CCS2025

Realizing Corrupted-Shard Tolerance: A Sharding Blockchain with Preserving Global Resilience

Yizhong Liu, Andi Liu, Zhuocheng Pan, Yuxuan Hu, Jianwei Liu, Song Bian, Yuan Lu, Zhenyu Guan, Dawei Li, Meikang Qiu

1 citation

Abstract

Blockchain sharding is a promising approach to enhancing scalability by partitioning the network into smaller, parallel shards. However, existing sharding blockchains that rely on Byzantine fault tolerance protocols require large shard sizes to meet strict security thresholds, limiting scalability, while relaxing security parameters can lead to liveness and safety violations. In this work, we present Camael, a secure sharding blockchain that achieves corrupted-shard tolerance through effective detection and processing mechanisms for both liveness and safety violations. Specifically, fake liveness violations forged by malicious nodes are accurately detected via a two-phase reporting and confirmation mechanism, while concealed safety violations are efficiently identified using a lightweight snapshot mechanism.

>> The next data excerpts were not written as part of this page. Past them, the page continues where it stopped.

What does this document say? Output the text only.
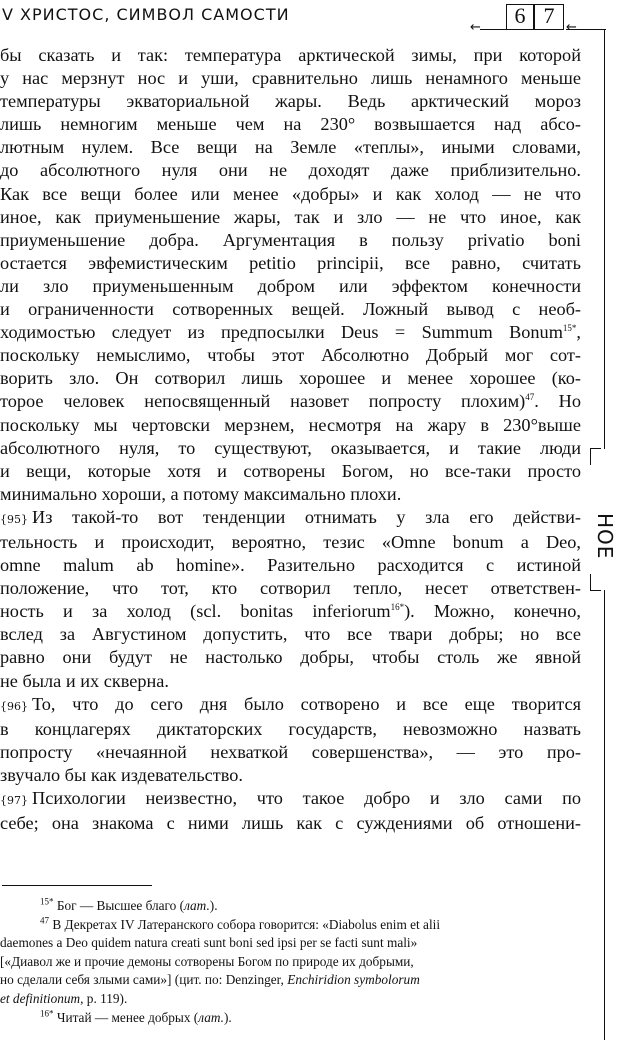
V ХРИСТОС, СИМВОЛ САМОСТИ
←	6 7 ←
НОЕ
бы сказать и так: температура арктической зимы, при которой
у нас мерзнут нос и уши, сравнительно лишь ненамного меньше
температуры экваториальной жары. Ведь арктический мороз
лишь немногим меньше чем на 230° возвышается над абсо-
лютным нулем. Все вещи на Земле «теплы», иными словами,
до абсолютного нуля они не доходят даже приблизительно.
Как все вещи более или менее «добры» и как холод — не что
иное, как приуменьшение жары, так и зло — не что иное, как
приуменьшение добра. Аргументация в пользу privatio boni
остается эвфемистическим petitio principii, все равно, считать
ли зло приуменьшенным добром или эффектом конечности
и ограниченности сотворенных вещей. Ложный вывод с необ-
ходимостью следует из предпосылки Deus = Summum Bonum$^{15*}$,
поскольку немыслимо, чтобы этот Абсолютно Добрый мог сот-
ворить зло. Он сотворил лишь хорошее и менее хорошее (ко-
торое человек непосвященный назовет попросту плохим)$^{47}$. Но
поскольку мы чертовски мерзнем, несмотря на жару в 230°выше
абсолютного нуля, то существуют, оказывается, и такие люди
и вещи, которые хотя и сотворены Богом, но все-таки просто
минимально хороши, а потому максимально плохи.
{95} Из такой-то вот тенденции отнимать у зла его действи-
тельность и происходит, вероятно, тезис «Omne bonum a Deo,
omne malum ab homine». Разительно расходится с истиной
положение, что тот, кто сотворил тепло, несет ответствен-
ность и за холод (scl. bonitas inferiorum$^{16*}$). Можно, конечно,
вслед за Августином допустить, что все твари добры; но все
равно они будут не настолько добры, чтобы столь же явной
не была и их скверна.
{96} То, что до сего дня было сотворено и все еще творится
в концлагерях диктаторских государств, невозможно назвать
попросту «нечаянной нехваткой совершенства», — это про-
звучало бы как издевательство.
{97} Психологии неизвестно, что такое добро и зло сами по
себе; она знакома с ними лишь как с суждениями об отношени-
$^{15*}$ Бог — Высшее благо (лат.).
$^{47}$ В Декретах IV Латеранского собора говорится: «Diabolus enim et alii
daemones a Deo quidem natura creati sunt boni sed ipsi per se facti sunt mali»
[«Диавол же и прочие демоны сотворены Богом по природе их добрыми,
но сделали себя злыми сами»] (цит. по: Denzinger, Enchiridion symbolorum
et definitionum, p. 119).
$^{16*}$ Читай — менее добрых (лат.).
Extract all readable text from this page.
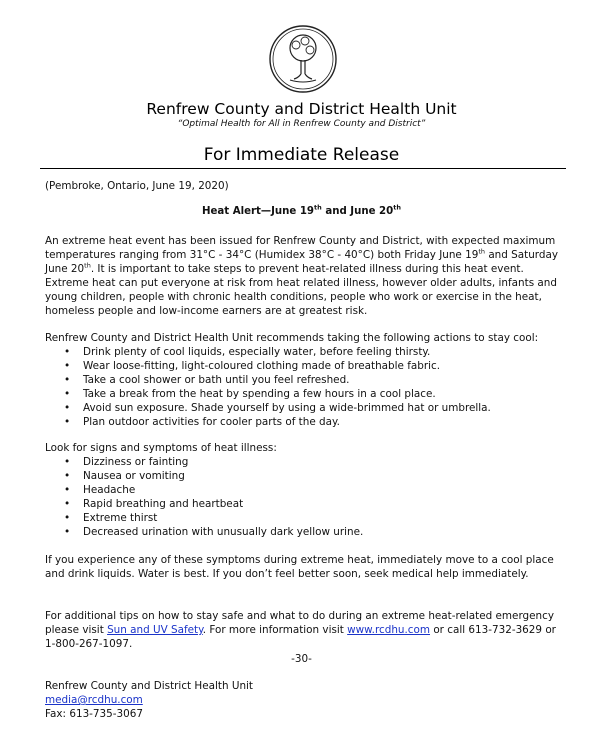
Renfrew County and District Health Unit
“Optimal Health for All in Renfrew County and District”
For Immediate Release
(Pembroke, Ontario, June 19, 2020)
Heat Alert—June 19th and June 20th

An extreme heat event has been issued for Renfrew County and District, with expected maximum temperatures ranging from 31°C - 34°C (Humidex 38°C - 40°C) both Friday June 19th and Saturday June 20th. It is important to take steps to prevent heat-related illness during this heat event. Extreme heat can put everyone at risk from heat related illness, however older adults, infants and young children, people with chronic health conditions, people who work or exercise in the heat, homeless people and low-income earners are at greatest risk.

Renfrew County and District Health Unit recommends taking the following actions to stay cool:
• Drink plenty of cool liquids, especially water, before feeling thirsty.
• Wear loose-fitting, light-coloured clothing made of breathable fabric.
• Take a cool shower or bath until you feel refreshed.
• Take a break from the heat by spending a few hours in a cool place.
• Avoid sun exposure. Shade yourself by using a wide-brimmed hat or umbrella.
• Plan outdoor activities for cooler parts of the day.
Look for signs and symptoms of heat illness:
• Dizziness or fainting
• Nausea or vomiting
• Headache
• Rapid breathing and heartbeat
• Extreme thirst
• Decreased urination with unusually dark yellow urine.

If you experience any of these symptoms during extreme heat, immediately move to a cool place and drink liquids. Water is best. If you don’t feel better soon, seek medical help immediately.

For additional tips on how to stay safe and what to do during an extreme heat-related emergency please visit Sun and UV Safety. For more information visit www.rcdhu.com or call 613-732-3629 or 1-800-267-1097.

-30-
Renfrew County and District Health Unit
media@rcdhu.com
Fax: 613-735-3067
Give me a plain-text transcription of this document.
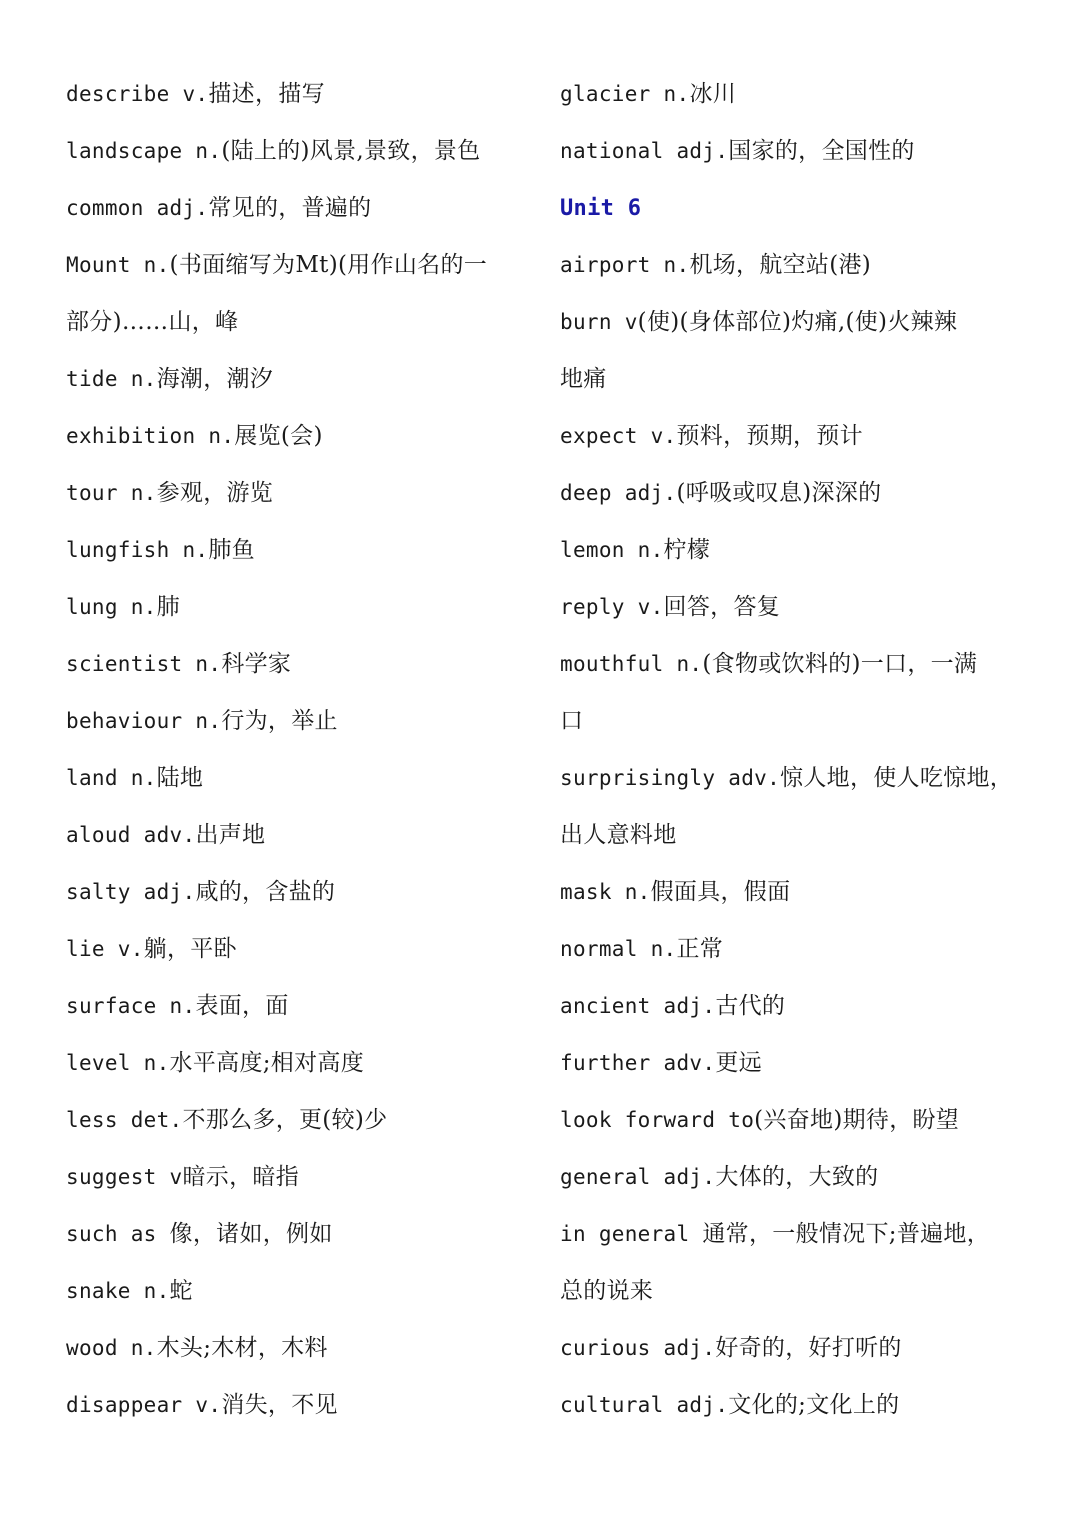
describe v.描述，描写
landscape n.(陆上的)风景,景致，景色
common adj.常见的，普遍的
Mount n.(书面缩写为Mt)(用作山名的一
部分)……山，峰
tide n.海潮，潮汐
exhibition n.展览(会)
tour n.参观，游览
lungfish n.肺鱼
lung n.肺
scientist n.科学家
behaviour n.行为，举止
land n.陆地
aloud adv.出声地
salty adj.咸的，含盐的
lie v.躺，平卧
surface n.表面，面
level n.水平高度;相对高度
less det.不那么多，更(较)少
suggest v暗示，暗指
such as 像，诸如，例如
snake n.蛇
wood n.木头;木材，木料
disappear v.消失，不见
glacier n.冰川
national adj.国家的，全国性的
Unit 6
airport n.机场，航空站(港)
burn v(使)(身体部位)灼痛,(使)火辣辣
地痛
expect v.预料，预期，预计
deep adj.(呼吸或叹息)深深的
lemon n.柠檬
reply v.回答，答复
mouthful n.(食物或饮料的)一口，一满
口
surprisingly adv.惊人地，使人吃惊地，
出人意料地
mask n.假面具，假面
normal n.正常
ancient adj.古代的
further adv.更远
look forward to(兴奋地)期待，盼望
general adj.大体的，大致的
in general 通常，一般情况下;普遍地，
总的说来
curious adj.好奇的，好打听的
cultural adj.文化的;文化上的
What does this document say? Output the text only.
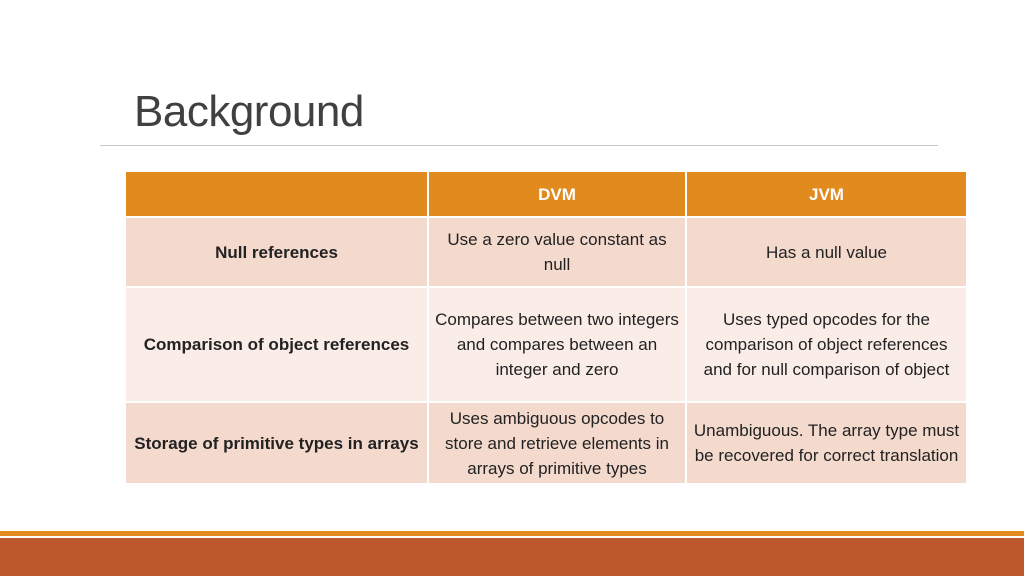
Background
	DVM	JVM
Null references	Use a zero value constant as null	Has a null value
Comparison of object references	Compares between two integers and compares between an integer and zero	Uses typed opcodes for the comparison of object references and for null comparison of object
Storage of primitive types in arrays	Uses ambiguous opcodes to store and retrieve elements in arrays of primitive types	Unambiguous. The array type must be recovered for correct translation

Furthermore, a state determination process ensures overall system consistency. Malicious nodes are precisely identified through a conviction mechanism, which enables the replacement of the targeted nodes and the reconfiguration of the shards. Notably, Camael ensures security while preserving a global fault tolerance of 1/3 and tolerating corrupted shards, with each shard accommodating up to 2/3 malicious nodes. Extensive experiments conducted on 2000 AWS EC2 nodes across 4 regions demonstrate that Camael improves throughput by 3.56 times compared to the baseline (Kronos, NDSS'25), achieving a throughput of 109.3 ktx/sec, while the violation processing requires only 1.64 sec.